Университет был черен, внушителен, почти все архивы его и голые комнаты облечены в натянутое беспокойное винное оцепенение, зазубренное лицо его отчасти серо, угрожающе, отвалилось кучей само на себя в беспорядочной дреме. Дождь спадал драными полотнищами, сперва покрывая собой одну крышу, затем карниз, затем плещась о распашные двери, заливая ветшавшие каналы, удушая набитые пылью пещеры, кишевшие личинками. Средостенье революции, догмы и разгрома, университет втягивал город в свои стены сокрушающей волею; а за его древними и неустойчивыми портиками и утесами, за оконцами его и сопящими дымоходами застряли неукротимые, молодые, старые. Эрни пересек полый двор, увернулся в духовные проулки мимо текучих источников, пробрался мимо каменных связующих арок и гибридных стен, поспешил за мавзолей мозга туда, где каменное изверженье уступало место деревянным сотам коридоров. Исполненный решимости нарушить свое умирающее паденье, он наконец кинулся на прочную дверь, унюхал затхлую неизменную вонь сбившихся в кучу нахохленных студентов и отсчитал пять дверей вперед, меж тем как летний ливень густо скатывался по испятнанным витражами окнам и шаги его все еще откликались от камня. Дверь покрывали отпечатки древних нервных пальцев, была она сыра от ладоней, что столетиями вскальзывали туда и выскальзывали вон. Тяжелая мебель и изъеденный ковер, железные подсвечники и неиспользуемое любовное кресло задвинуты были в покрытые пылью кучи вдоль трех стен, оставив на исшрамленном полу привольную холодную арену, бесцветную под единственной лампой, что горела в Университете, населенном единственными бодрствующими. Они горбились, бессонные, словно банда мародеров в чаще лесной, пили бесцветную воду, от которой надсаживались легкие, кожа горела, она вызывала перед глазами лютые образы. Единственный огонек швырял жесткие неуступчивые тени на маски в хомутах, на плесневеющие грудные циновки, защищающие кишки, перед и чресла, покрытые сухой ржою и лязгающими пряжками, на серую проволочную набивку от грубых взрезов.

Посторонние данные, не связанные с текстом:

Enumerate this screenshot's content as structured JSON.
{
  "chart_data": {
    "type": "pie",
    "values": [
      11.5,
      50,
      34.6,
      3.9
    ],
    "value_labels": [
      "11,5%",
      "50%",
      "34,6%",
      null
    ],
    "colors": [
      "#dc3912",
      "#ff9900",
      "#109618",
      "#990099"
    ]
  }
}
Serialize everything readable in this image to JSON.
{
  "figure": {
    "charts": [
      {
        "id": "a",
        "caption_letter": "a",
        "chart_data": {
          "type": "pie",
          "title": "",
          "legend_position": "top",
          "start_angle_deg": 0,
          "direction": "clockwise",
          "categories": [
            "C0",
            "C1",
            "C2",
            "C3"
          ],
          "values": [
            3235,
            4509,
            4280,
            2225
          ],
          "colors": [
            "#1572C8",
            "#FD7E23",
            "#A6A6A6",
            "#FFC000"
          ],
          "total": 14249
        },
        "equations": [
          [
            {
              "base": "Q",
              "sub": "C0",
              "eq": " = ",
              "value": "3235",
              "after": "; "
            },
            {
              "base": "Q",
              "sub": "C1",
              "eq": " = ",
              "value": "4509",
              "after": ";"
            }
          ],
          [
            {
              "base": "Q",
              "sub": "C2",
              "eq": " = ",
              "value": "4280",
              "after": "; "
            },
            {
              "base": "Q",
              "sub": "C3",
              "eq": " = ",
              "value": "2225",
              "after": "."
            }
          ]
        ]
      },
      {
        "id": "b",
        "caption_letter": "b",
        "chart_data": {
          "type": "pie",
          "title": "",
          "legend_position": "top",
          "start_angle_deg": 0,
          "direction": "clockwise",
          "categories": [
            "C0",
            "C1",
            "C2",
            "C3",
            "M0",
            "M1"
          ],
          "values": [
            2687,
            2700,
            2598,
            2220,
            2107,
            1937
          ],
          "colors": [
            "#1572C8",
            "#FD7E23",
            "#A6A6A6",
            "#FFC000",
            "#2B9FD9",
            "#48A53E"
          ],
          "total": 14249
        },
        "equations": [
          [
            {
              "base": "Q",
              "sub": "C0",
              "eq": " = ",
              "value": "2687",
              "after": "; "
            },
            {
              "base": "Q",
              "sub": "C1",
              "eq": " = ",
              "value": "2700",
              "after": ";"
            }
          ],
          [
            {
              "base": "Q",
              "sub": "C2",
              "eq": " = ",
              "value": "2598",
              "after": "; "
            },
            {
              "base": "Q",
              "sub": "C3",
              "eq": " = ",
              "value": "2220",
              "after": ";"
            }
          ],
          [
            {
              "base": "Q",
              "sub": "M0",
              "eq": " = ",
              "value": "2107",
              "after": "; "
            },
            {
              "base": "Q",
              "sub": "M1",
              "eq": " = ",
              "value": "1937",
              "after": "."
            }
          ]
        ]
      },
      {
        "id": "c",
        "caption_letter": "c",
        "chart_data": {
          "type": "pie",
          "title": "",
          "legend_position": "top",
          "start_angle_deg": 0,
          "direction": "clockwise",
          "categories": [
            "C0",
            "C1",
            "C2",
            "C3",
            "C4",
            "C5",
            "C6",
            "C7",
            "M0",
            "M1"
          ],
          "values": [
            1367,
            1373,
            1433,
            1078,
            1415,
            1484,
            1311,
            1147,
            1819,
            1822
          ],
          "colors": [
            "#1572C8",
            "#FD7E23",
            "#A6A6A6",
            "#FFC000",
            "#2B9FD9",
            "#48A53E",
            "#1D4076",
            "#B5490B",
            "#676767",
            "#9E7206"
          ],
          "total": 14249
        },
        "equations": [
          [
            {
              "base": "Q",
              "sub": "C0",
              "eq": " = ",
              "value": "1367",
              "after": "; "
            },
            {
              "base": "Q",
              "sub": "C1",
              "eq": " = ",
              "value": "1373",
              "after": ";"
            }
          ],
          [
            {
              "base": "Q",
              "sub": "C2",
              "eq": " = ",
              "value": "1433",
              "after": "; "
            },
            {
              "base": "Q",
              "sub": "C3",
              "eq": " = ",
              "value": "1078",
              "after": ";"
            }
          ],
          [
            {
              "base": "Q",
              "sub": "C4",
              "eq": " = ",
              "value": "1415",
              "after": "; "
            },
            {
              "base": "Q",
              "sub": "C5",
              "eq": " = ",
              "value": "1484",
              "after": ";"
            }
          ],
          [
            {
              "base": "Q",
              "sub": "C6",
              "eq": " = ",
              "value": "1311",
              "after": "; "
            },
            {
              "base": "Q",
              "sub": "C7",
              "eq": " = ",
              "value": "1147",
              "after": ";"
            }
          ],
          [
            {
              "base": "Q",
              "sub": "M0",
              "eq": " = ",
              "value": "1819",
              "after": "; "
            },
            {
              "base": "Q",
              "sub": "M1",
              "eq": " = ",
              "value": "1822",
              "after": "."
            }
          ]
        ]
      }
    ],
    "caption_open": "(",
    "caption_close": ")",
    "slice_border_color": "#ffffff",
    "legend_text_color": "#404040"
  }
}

Барон, старше во времени, свирепее и не такой гордый со своею внебрачной испано-германской головой, запрокинутой назад и вверх, к изрезанным муками стропилам, жарче, величавее и псовее под глазами и оголенными руками, ждал в точности уместного мига, когда глаза его отыщут их двустороннюю общую мишень, когда арену занесет неразровненным прахом, чтобы соскользнуть на колени и, как во сне, вытянуть из обломков оружие. Зеваки выпускали жидкость ручейком через ноздри, закашливались, терли себе воротнички, пялились, приоткрыв рот от ненависти. Сие были агаты, каким не вырасти.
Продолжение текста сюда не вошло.